We found the article by Erwin Blackstone, Larry Darby, and Joseph Fuhr, Jr. (“The Case of Duopoly,” Winter 2011–2011) an interesting and useful piece on the lack of empirical or theoretical support for the market structure/performance relationship. Economists focused on antitrust have understood the difficulties in showing such a relationship for decades, but the piece rightly showed how this result extends even to duopolies.
Antitrust Regulators and the Chicago School
Starting with the Reagan revolution, Chicago school insights have dramatically reformed merger policy. A sample of data from the Federal Trade Commission indicates that, between 1993 and 2010, the agency challenged three-to-two mergers only 78 percent of the time—a high fraction, of course, because often a third firm does provide a strong competitive constraint to the other two, but far from the 100 percent one would expect under the old Structure-Conduct-Performance (S‑C-P) school. (See Malcolm B. Coate, “Benchmarking the Upward Pricing Pressure Model with Federal Trade Commission Evidence,” Journal of Competition Law and Economics, Vol. 7, No. 4 (December 2011.))
In our view, several factors account for this shift. First, in the 1970s, the Chicago school revolution exposed the intellectual bankruptcy of the S‑C-P paradigm. Over time, courts came to accept the bulk of the Chicago analysis. Because merger review is effectively law enforcement, the federal antitrust agencies had to follow suit, with the consensus growing in the post-Reagan era.
Second, politicians understood, at least implicitly, that these changes were good for them. An active market for corporate control—easy entry and exit from asset ownership—encourages investment by reducing the risk of being locked into failing assets and encourages efficiencies in asset ownership that maximize the value of those assets. These factors are good for the stock market and, with the shift from defined benefit to defined contribution pension plans, good for the middle class. While Republicans have generally supported business, an entire class of “Dow Jones” Democrats, led by President Bill Clinton, arose to support the idea that economic growth is good for America—and, more importantly (to them), good for political careers. Recent natural experiments in which some professional politicians deviated from the consensus on non-antitrust issues have proved the risk of seriously advocating archaic populist rhetoric. Today, real populism involves more of an attack on “crony capitalism” than big business.
Third, a regulatory approach based more on in-depth, case-by-case analysis of competition within a market, rather than a cookie-cutter approach that summarily condemns high concentration, had great appeal to the antitrust bar. Lawyers representing merging firms could get more deals through while simultaneously increasing billable hours for the more extensive analysis that the regulators expected.
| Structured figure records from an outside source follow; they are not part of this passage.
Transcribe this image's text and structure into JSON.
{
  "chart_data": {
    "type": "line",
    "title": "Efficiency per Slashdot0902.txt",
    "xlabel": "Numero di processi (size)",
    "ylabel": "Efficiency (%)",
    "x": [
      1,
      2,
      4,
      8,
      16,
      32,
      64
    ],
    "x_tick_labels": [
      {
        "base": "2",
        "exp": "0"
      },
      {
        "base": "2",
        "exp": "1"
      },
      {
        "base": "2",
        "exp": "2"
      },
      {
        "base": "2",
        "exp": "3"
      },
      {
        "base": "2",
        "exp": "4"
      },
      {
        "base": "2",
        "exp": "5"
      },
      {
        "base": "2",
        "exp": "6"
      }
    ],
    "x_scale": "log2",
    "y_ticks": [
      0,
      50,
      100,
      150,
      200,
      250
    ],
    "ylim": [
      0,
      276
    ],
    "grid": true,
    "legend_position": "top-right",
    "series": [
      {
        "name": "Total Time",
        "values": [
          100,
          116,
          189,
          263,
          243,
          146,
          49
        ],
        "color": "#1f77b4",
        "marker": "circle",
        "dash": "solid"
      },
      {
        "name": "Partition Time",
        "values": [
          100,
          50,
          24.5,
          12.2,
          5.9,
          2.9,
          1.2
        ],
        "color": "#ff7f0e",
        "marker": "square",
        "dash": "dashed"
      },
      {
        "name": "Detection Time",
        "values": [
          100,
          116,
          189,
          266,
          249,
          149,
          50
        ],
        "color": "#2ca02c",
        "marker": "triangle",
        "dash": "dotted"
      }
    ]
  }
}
The revolving door nature of bureaucracy left the antitrust agencies staffed with past or future members of the defense bar. While there may be a fringe of true believers left who may occasionally find themselves in positions of authority within the agencies, even attorneys with a pro-enforcement bias don’t want to kill the goose that lays the golden egg.
Lastly, because the Chicago challenge to S‑C-P was two-pronged, involving conceptual questions and empirical tests, an effective challenge to the Chicago school that reinvigorates the S‑C-P paradigm would likewise require theory and empirics to make the point that structure does matter, or matters a great deal in four-to-three or three-to-two mergers. However, industrial organization academics have largely abandoned careful empirical work regarding structure/performance relationships (one exception involves a series of retrospectives done by FTC economists, focusing principally on the petroleum industry, but also including the case study of the Heinz/Beech-Nut baby food merger that Blackstone, Darby, and Fuhr cite). Instead, these academics focus on increasingly complex game-theoretic models of competition. The problem with this research is that the resulting claims of welfare reductions from mergers are weakened by the number of assumptions, some of which are impossible to check, embedded in the models. (For more on this, see our 2009 paper “Daubert, Science, and Modern Game Theory: Implications for Merger Analysis,” SSRN # 1268386, Supreme Court Economic Review [forthcoming].) Some of these models could be applicable to specific cases when the market-specific facts line up with a particular model (and, we argue in our paper, the model is empirically validated with data from the market), but the models are far from general propositions about the relationship between structure and performance. Overall, Chicago school analysis remains the controlling intellectual authority in antitrust.
Blackstone, Darby, and Fuhr are right to highlight the lack of empirical and theoretical support for the old Philadelphia National Bank presumption that high concentration is a good predictor of poor market performance. Well-done antitrust review already recognizes that investigations are often fact-intensive. While it is an academic cliché to end by calling for more research, we think it particularly relevant here. More merger retrospectives and other empirical analyses of structure and performance would be helpful in understanding and perhaps generalizing the conditions under which high concentration is injurious to consumers and when, in contrast, mergers enhance competition along one or more important dimensions. An even more interesting line of research would focus on how to apply the lessons learned from the Reagan merger reforms to other areas of public policy. The fundamental problem involves designing structures to align the political and public choice interests with those of the reformers.
The opinions in this letter are those of the authors and do not necessarily represent the views of the Federal Trade Commission, any individual commissioner, or any commission bureau.